Dousland-based builder John Burbage is involved in the latest development on the local pub scene – change of hands at The Prince Of Wales in Princetown.
He and a business partner, John “Jan” Hayes, who lives in Princetown and has an engineering business in Plymouth, have bought a long lease on the pub and are already at work on a relaunch – so far, without needing to close.
They got it free of ties, after estate agents Stonesmith called for bids around £99,000 and got several offers to negotiate with.
The inn was described as: “A traditional moorland village inn with origins reputedly dating back to around 1860.”
It once lived mainly off prison officers and remains more of a local pub than its rival, The Plume Of Feathers, right on the crossroads, which takes most of the cycling and walking trade.
But Princetown visitor traffic seems to be on the way up, construction of a new distillery is going ahead, the prison ain’t shut yet and The Prince has a £20-a-night bunkhouse, three private bedrooms and a restaurant to play with, besides the bar.
The bunkhouse is where the Dartmoor Brewery started and one idea is to make the pub more of a showcase and events centre for the brewery, as its spiritual home.
The strategy may have something to do with the fact the building is still owned overall by Philip Davies, founder of the brewery and controller of the Bedford and Two Bridges hotels among other interests.
Together with brewer Simon Loveless, now moved on, he created Jail Ale, which held the title of local real beer for a decade before the explosion of microbreweries hit Devon.
Since start-up in 1994, and a move to custom-made premises in 2006, it has become the second biggest brewer in the county, next to Otter in East Devon, with a good range of draught and bottled beers and at least one pump in most pubs for some distance. However, none of the Devon players is as big as Sharps of Rock, Cornwall, which has turned Doombar into a national common denominator.
The current managing director, Richard Smith, came in from Sharps in 2016, along with the current brewer, Ian Cobham, heading a workforce of 17. They have concentrated on getting consistency and Richard thinks some of the smaller players are trying too hard to be interesting rather than “agreeable”.
He said: “The market place has changed immensely. But in America, where the craft beers explosion came from, there is a bit of a swing back to the idea that you want the customer to have a couple of pints, not wish they had stuck to a half.”

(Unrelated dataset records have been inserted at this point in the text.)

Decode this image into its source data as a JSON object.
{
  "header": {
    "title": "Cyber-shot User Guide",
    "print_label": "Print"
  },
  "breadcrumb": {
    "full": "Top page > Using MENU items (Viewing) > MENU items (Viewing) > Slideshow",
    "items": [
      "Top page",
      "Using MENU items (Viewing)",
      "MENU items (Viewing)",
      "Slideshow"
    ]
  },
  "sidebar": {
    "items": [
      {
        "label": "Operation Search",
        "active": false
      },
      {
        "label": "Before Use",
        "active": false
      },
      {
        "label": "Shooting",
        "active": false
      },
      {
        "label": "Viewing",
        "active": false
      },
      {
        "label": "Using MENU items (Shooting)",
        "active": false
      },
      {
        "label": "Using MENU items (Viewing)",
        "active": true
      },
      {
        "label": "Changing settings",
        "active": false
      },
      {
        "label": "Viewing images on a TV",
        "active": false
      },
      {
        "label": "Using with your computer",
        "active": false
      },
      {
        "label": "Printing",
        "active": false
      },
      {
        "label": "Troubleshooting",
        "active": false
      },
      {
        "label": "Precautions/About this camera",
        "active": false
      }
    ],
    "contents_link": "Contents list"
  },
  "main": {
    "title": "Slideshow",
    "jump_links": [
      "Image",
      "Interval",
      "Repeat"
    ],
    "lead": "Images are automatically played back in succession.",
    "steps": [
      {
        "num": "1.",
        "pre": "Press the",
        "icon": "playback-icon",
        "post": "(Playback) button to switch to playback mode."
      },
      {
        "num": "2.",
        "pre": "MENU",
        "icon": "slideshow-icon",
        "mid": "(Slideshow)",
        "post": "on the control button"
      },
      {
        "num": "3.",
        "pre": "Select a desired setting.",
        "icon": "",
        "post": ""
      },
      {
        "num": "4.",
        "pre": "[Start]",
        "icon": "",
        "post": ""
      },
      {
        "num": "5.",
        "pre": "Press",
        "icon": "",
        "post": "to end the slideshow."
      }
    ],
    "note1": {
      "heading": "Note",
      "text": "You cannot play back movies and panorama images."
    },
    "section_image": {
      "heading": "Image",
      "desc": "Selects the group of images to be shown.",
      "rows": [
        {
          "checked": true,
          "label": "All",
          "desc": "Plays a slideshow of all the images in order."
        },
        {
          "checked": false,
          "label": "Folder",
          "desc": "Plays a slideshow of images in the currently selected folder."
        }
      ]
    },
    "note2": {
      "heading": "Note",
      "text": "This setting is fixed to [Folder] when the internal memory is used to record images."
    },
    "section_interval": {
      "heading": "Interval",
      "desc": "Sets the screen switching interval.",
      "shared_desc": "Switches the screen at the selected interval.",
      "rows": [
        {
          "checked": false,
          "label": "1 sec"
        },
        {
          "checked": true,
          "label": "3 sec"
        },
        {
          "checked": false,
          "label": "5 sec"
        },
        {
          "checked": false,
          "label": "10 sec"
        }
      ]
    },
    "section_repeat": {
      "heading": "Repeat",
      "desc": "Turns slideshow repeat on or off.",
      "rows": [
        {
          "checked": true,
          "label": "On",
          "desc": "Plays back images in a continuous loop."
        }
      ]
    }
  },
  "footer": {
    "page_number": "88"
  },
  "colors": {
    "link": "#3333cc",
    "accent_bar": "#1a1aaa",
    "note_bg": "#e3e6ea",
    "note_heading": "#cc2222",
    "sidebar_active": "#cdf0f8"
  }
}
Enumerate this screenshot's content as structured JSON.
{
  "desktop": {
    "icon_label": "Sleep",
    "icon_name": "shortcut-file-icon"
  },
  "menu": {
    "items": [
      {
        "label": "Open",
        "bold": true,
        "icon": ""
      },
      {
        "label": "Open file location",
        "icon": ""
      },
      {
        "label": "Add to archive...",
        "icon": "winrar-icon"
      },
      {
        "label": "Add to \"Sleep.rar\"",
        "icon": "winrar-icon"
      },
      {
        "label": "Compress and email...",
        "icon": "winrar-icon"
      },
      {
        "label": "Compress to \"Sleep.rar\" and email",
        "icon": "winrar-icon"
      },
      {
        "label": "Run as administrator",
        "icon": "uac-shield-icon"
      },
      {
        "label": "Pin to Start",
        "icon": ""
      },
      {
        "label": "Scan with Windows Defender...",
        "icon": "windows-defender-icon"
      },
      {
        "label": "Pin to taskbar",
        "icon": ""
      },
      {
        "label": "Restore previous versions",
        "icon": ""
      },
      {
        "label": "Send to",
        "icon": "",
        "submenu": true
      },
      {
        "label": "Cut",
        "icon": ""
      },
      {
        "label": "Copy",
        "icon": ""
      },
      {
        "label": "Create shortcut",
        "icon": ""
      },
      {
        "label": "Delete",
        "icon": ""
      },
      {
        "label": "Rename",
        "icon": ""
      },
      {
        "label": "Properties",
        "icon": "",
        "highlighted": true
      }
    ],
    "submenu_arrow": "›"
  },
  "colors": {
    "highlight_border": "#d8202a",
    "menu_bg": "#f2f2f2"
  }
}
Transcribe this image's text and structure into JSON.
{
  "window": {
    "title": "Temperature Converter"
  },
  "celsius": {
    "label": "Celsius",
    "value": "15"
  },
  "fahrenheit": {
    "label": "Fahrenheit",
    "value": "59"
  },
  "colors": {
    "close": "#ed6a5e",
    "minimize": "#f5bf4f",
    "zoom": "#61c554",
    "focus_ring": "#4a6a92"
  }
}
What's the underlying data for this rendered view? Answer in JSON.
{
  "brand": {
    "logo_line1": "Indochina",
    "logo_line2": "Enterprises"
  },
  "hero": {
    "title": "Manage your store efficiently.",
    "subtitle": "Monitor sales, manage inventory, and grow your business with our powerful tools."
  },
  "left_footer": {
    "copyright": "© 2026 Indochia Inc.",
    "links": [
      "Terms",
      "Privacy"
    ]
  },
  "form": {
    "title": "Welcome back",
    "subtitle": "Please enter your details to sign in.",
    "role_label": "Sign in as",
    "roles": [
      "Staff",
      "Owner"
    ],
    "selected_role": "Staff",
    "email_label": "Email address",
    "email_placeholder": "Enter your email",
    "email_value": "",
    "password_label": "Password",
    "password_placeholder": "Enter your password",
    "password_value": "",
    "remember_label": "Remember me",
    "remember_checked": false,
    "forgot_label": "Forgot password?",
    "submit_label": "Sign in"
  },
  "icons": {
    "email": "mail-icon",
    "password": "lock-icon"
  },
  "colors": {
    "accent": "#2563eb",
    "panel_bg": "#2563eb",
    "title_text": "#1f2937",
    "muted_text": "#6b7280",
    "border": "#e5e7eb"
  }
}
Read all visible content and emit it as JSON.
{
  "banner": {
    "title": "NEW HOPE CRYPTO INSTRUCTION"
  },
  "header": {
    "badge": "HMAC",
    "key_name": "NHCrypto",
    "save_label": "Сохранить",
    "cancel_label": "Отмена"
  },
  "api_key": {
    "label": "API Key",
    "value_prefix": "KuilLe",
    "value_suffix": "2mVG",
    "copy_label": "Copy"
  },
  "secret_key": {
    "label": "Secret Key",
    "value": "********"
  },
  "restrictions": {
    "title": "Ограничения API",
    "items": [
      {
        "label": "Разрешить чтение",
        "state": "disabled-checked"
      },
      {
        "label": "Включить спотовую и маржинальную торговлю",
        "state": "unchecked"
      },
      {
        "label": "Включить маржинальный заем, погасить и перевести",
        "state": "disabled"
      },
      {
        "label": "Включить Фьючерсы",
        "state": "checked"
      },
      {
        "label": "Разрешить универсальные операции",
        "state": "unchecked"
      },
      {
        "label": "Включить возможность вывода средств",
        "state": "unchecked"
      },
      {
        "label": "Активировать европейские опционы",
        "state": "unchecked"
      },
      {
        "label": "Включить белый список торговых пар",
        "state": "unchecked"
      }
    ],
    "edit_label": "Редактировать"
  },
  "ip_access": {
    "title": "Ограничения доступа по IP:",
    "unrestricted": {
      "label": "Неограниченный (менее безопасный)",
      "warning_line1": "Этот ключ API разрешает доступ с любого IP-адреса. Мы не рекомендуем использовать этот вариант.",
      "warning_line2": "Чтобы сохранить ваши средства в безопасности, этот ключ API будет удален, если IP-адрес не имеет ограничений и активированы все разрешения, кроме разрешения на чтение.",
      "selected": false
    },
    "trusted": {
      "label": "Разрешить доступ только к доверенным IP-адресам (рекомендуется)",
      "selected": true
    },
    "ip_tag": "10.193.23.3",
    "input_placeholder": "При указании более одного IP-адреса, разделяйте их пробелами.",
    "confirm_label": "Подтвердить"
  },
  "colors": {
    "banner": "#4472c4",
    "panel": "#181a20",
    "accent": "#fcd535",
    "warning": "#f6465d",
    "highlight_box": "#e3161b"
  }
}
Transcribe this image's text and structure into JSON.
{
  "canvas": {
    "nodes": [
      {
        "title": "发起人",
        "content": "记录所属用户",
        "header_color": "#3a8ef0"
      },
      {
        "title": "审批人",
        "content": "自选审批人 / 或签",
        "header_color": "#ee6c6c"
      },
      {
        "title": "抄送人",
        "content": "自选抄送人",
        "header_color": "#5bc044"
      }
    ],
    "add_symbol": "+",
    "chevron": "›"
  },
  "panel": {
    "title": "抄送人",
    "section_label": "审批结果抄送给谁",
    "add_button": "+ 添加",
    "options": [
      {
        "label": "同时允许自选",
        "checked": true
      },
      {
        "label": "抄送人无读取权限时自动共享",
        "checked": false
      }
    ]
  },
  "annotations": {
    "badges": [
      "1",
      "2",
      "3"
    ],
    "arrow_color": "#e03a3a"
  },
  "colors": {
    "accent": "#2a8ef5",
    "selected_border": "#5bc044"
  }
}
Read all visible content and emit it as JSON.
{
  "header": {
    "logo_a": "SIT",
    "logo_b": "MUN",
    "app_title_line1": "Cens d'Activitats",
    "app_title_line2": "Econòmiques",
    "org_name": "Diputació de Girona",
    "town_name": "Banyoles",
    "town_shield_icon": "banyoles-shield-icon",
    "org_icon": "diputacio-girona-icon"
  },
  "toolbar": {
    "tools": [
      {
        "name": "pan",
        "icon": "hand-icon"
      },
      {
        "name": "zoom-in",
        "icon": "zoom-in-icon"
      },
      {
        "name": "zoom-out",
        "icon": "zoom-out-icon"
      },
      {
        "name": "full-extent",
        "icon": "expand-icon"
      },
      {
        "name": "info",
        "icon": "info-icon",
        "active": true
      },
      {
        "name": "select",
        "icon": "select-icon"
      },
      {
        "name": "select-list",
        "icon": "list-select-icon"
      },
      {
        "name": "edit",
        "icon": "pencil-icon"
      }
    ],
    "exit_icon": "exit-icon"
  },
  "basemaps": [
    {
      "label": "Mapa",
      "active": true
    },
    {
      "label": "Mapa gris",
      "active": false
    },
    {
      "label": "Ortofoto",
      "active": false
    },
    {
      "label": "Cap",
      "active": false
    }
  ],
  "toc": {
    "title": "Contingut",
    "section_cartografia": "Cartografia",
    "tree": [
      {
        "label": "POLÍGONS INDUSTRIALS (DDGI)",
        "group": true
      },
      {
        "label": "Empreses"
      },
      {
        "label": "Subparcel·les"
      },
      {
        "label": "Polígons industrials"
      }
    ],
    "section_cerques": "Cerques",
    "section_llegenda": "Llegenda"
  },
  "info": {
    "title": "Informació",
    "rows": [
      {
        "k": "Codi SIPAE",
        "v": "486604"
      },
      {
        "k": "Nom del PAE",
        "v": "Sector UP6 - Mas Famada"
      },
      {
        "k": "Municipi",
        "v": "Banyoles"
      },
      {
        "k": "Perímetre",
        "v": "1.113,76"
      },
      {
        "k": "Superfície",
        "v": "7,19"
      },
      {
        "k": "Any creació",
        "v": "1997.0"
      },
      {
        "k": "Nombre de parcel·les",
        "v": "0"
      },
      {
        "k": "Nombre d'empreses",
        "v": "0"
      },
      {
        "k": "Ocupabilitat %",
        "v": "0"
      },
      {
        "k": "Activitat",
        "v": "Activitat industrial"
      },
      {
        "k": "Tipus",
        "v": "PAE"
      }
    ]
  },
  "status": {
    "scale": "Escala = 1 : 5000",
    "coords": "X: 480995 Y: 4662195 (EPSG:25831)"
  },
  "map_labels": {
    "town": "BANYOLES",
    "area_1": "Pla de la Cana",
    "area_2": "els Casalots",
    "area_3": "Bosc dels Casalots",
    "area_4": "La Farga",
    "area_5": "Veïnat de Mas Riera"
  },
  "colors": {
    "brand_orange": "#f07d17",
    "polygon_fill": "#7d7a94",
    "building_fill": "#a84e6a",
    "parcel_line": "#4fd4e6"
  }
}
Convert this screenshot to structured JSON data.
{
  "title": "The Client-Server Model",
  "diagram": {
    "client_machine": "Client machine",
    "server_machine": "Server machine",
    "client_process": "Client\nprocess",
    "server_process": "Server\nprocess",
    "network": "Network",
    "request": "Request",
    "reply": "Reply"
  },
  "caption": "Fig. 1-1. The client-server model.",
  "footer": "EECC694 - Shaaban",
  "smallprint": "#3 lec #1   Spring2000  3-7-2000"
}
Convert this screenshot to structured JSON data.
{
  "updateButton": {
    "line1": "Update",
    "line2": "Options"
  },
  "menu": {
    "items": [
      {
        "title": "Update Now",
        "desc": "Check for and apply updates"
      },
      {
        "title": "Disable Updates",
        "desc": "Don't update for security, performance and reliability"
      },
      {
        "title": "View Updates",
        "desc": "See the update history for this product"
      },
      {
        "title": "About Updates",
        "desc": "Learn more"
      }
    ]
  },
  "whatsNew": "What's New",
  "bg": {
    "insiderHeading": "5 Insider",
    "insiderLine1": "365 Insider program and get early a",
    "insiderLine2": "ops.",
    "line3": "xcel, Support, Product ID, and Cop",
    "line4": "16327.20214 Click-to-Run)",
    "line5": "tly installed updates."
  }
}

The brewery will be presenting its case to remain on local menus in a promotional open day on Thursday November 29 – trade visitors 3pm-6 and anybody else interested 6pm-9.
Remind yourself by keeping a link to the Horrabridge Times What’s On Calendar – here
Meanwhile, the other relaunched pubs are still seeing a market for more individualist beers, cider and lager. The Walkhampton Inn is in the course of dropping mass-produced Thatchers cider, from Bristol way, and bringing in Devon Red, from Sandford Orchards, near Crediton.
Manager Frazer Reed said: “I’ve wanted to move away from big brands that can be seen everywhere. It was just being confident enough that that the locals were happy for the change and speaking to them, they are. The Devon Red is made in Devon with real apples grown in Devon. It’s our first step into a local draught product but we have plans for a few more in time.”